Forming a shallow trench on the silicon substrate; Depositing a nitride film on a bottom surface of the silicon substrate including the trench and etching the nitride film to form trench spacers on sidewalls of the trench; Forming an isolation layer in the silicon substrate and the lower region of the trench by using the trench spacer as a barrier layer; Implanting P-type impurity ions into one sidewall of the trench to form a P well, and implanting N-type impurity ions into the other sidewall to form an N-well; Implanting impurity ions into the trench sidewalls formed with the P well and the N well to form a channel region; Forming a gate oxide film on a bottom surface of the silicon substrate including the trench, depositing a gate conductive film so as to cover the trench region, and etching the portion to form a gate electrode; Implanting low concentration impurity ions into the trench sidewalls where the gate electrode is not formed to form a low concentration source / drain region; Forming a source / drain region by implanting high concentration impurity ions after forming a gate spacer on a side of the gate electrode; And And depositing an interlayer insulating film on the silicon substrate so that the gate electrode is covered, and then forming a connection line to be in contact with the gate electrode.

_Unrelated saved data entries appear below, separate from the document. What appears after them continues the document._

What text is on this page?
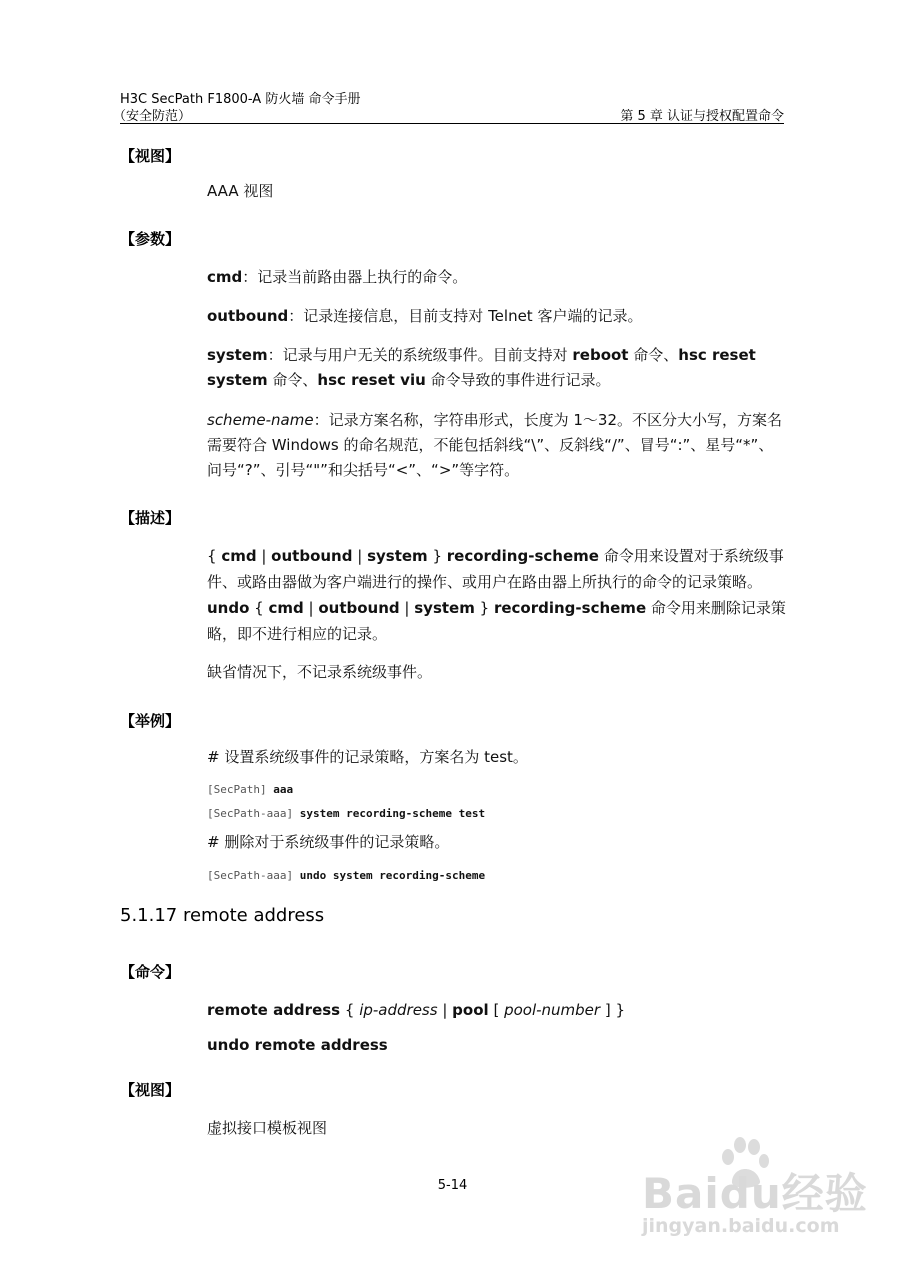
H3C SecPath F1800-A 防火墙 命令手册
（安全防范）	第 5 章 认证与授权配置命令
【视图】
AAA 视图
【参数】
cmd：记录当前路由器上执行的命令。
outbound：记录连接信息，目前支持对 Telnet 客户端的记录。
system：记录与用户无关的系统级事件。目前支持对 reboot 命令、hsc reset system 命令、hsc reset viu 命令导致的事件进行记录。
scheme-name：记录方案名称，字符串形式，长度为 1～32。不区分大小写，方案名需要符合 Windows 的命名规范，不能包括斜线“\”、反斜线“/”、冒号“:”、星号“*”、问号“?”、引号“"”和尖括号“<”、“>”等字符。
【描述】
{ cmd | outbound | system } recording-scheme 命令用来设置对于系统级事件、或路由器做为客户端进行的操作、或用户在路由器上所执行的命令的记录策略。
undo { cmd | outbound | system } recording-scheme 命令用来删除记录策略，即不进行相应的记录。
缺省情况下，不记录系统级事件。
【举例】
# 设置系统级事件的记录策略，方案名为 test。
[SecPath] aaa
[SecPath-aaa] system recording-scheme test
# 删除对于系统级事件的记录策略。
[SecPath-aaa] undo system recording-scheme
5.1.17 remote address
【命令】
remote address { ip-address | pool [ pool-number ] }
undo remote address
【视图】
虚拟接口模板视图
5-14	Baidu经验
jingyan.baidu.com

The method of claim 1, wherein the trench spacer Thin at the top of the trench, A method of manufacturing a trench transistor, characterized in that to form a thick under the trench. The method of claim 1, wherein the P well and N well and the channel layer A method of manufacturing a trench transistor, wherein the trench is formed by injecting impurities into the sidewall of the trench at an angle. The method of claim 1, wherein the gate electrode A method of manufacturing a trench transistor, characterized in that it is formed so that a predetermined portion remains on the device isolation layer formed on the silicon substrate. The method of claim 1, wherein the source / drain region is And forming impurity ions into the sidewall of the trench region where the gate electrode is not formed. The method of claim 5, wherein the source / drain region is A method of manufacturing a trench transistor, wherein the trench is formed by injecting impurities into the sidewall of the trench at an angle.